Innovación tecnológica y emisiones netas negativas
Algunas empresas del sector han avanzado más allá de la eficiencia operativa convencional. Rafael Abud, director ejecutivo de FS Fueling Sustainability, indicó que la compañía ha realizado inversiones orientadas a reducir progresivamente la huella ambiental de su producción, mediante mejoras en eficiencia industrial, optimización del uso de biomasa y el desarrollo de un proyecto de bioenergía con captura y almacenamiento de carbono (BECCS, por sus siglas en inglés). Esta tecnología, en su fase madura, permitiría producir etanol con emisiones netas negativas, lo que situaría al biocombustible en una categoría de impacto ambiental positivo dentro de los marcos contables del sector energético.

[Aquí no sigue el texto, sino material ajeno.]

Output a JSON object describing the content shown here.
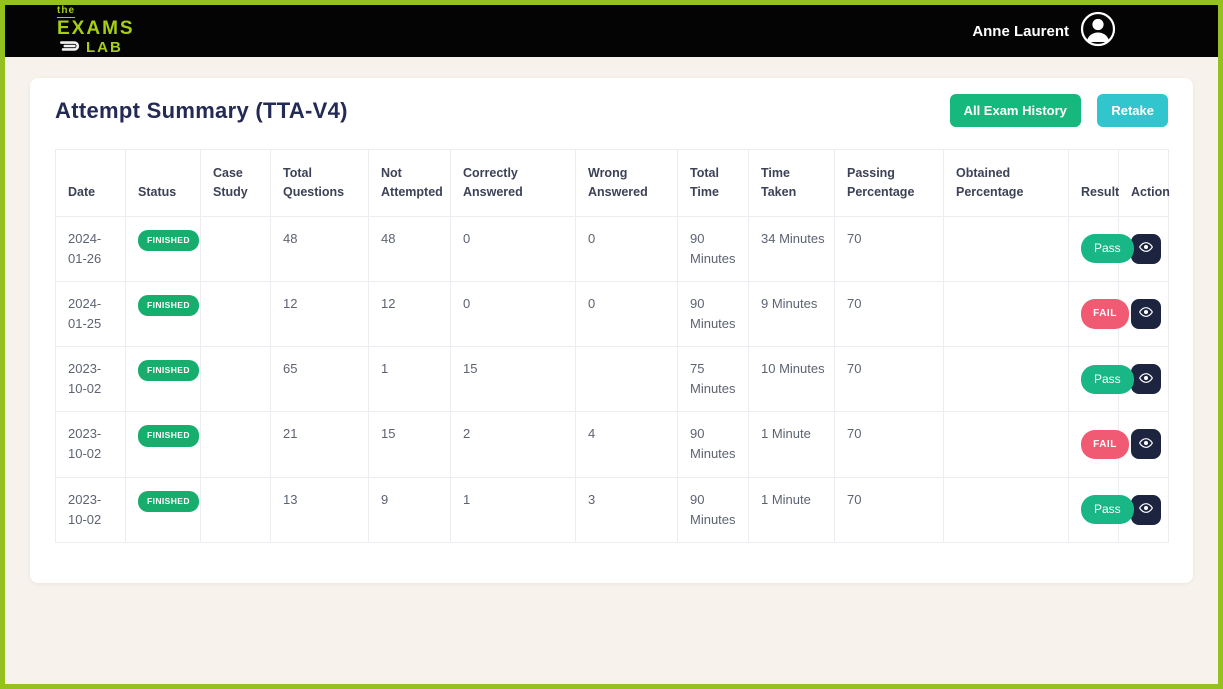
{
  "header": {
    "logo": {
      "line1": "the",
      "line2": "EXAMS",
      "line3": "LAB"
    },
    "user_name": "Anne Laurent"
  },
  "page": {
    "title": "Attempt Summary (TTA-V4)",
    "all_exam_history_label": "All Exam History",
    "retake_label": "Retake"
  },
  "table": {
    "columns": [
      "Date",
      "Status",
      "Case Study",
      "Total Questions",
      "Not Attempted",
      "Correctly Answered",
      "Wrong Answered",
      "Total Time",
      "Time Taken",
      "Passing Percentage",
      "Obtained Percentage",
      "Result",
      "Action"
    ],
    "rows": [
      {
        "date": "2024-01-26",
        "status": "FINISHED",
        "case_study": "",
        "total_questions": "48",
        "not_attempted": "48",
        "correctly_answered": "0",
        "wrong_answered": "0",
        "total_time": "90 Minutes",
        "time_taken": "34 Minutes",
        "passing_percentage": "70",
        "obtained_percentage": "",
        "result": "Pass"
      },
      {
        "date": "2024-01-25",
        "status": "FINISHED",
        "case_study": "",
        "total_questions": "12",
        "not_attempted": "12",
        "correctly_answered": "0",
        "wrong_answered": "0",
        "total_time": "90 Minutes",
        "time_taken": "9 Minutes",
        "passing_percentage": "70",
        "obtained_percentage": "",
        "result": "FAIL"
      },
      {
        "date": "2023-10-02",
        "status": "FINISHED",
        "case_study": "",
        "total_questions": "65",
        "not_attempted": "1",
        "correctly_answered": "15",
        "wrong_answered": "",
        "total_time": "75 Minutes",
        "time_taken": "10 Minutes",
        "passing_percentage": "70",
        "obtained_percentage": "",
        "result": "Pass"
      },
      {
        "date": "2023-10-02",
        "status": "FINISHED",
        "case_study": "",
        "total_questions": "21",
        "not_attempted": "15",
        "correctly_answered": "2",
        "wrong_answered": "4",
        "total_time": "90 Minutes",
        "time_taken": "1 Minute",
        "passing_percentage": "70",
        "obtained_percentage": "",
        "result": "FAIL"
      },
      {
        "date": "2023-10-02",
        "status": "FINISHED",
        "case_study": "",
        "total_questions": "13",
        "not_attempted": "9",
        "correctly_answered": "1",
        "wrong_answered": "3",
        "total_time": "90 Minutes",
        "time_taken": "1 Minute",
        "passing_percentage": "70",
        "obtained_percentage": "",
        "result": "Pass"
      }
    ]
  },
  "colors": {
    "page_border_green": "#94c11f",
    "header_bg": "#040404",
    "brand_green": "#a6cf13",
    "page_bg": "#f8f2ec",
    "title_navy": "#232a54",
    "history_button_green": "#15b87d",
    "retake_button_teal": "#31c6ce",
    "finished_badge_green": "#16ad6d",
    "pass_green": "#19b785",
    "fail_red": "#f05a72",
    "action_button_navy": "#1d2440"
  }
}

Un mercado de escala global que demanda diversidad de fuentes
Los actores del sector coinciden en que la dimensión del mercado marítimo internacional es de una magnitud tal que no genera competencia entre distintos biocombustibles, sino que demanda la participación simultánea de todas las fuentes sostenibles disponibles. «La dimensión del mercado mundial de combustibles marinos es enorme. Si se convirtiera completamente en un equivalente en etanol, estaríamos hablando de cerca de 400.000 millones de litros», señaló Mariano. «Son volúmenes tan grandes que se necesitarán todos los biocombustibles sostenibles disponibles.»
En ese contexto, el etanol de maíz brasileño no compite con el etanol de caña de azúcar ni con el biodiésel, sino que se suma a un portafolio de alternativas que la industria naviera deberá movilizar para cumplir con las metas de descarbonización establecidas por la OMI para 2050. La definición de un valor oficial de emisiones representa, en ese camino, el primer paso regulatorio indispensable para que el producto pueda ser considerado en las estrategias de combustible de armadores y operadores logísticos a escala global.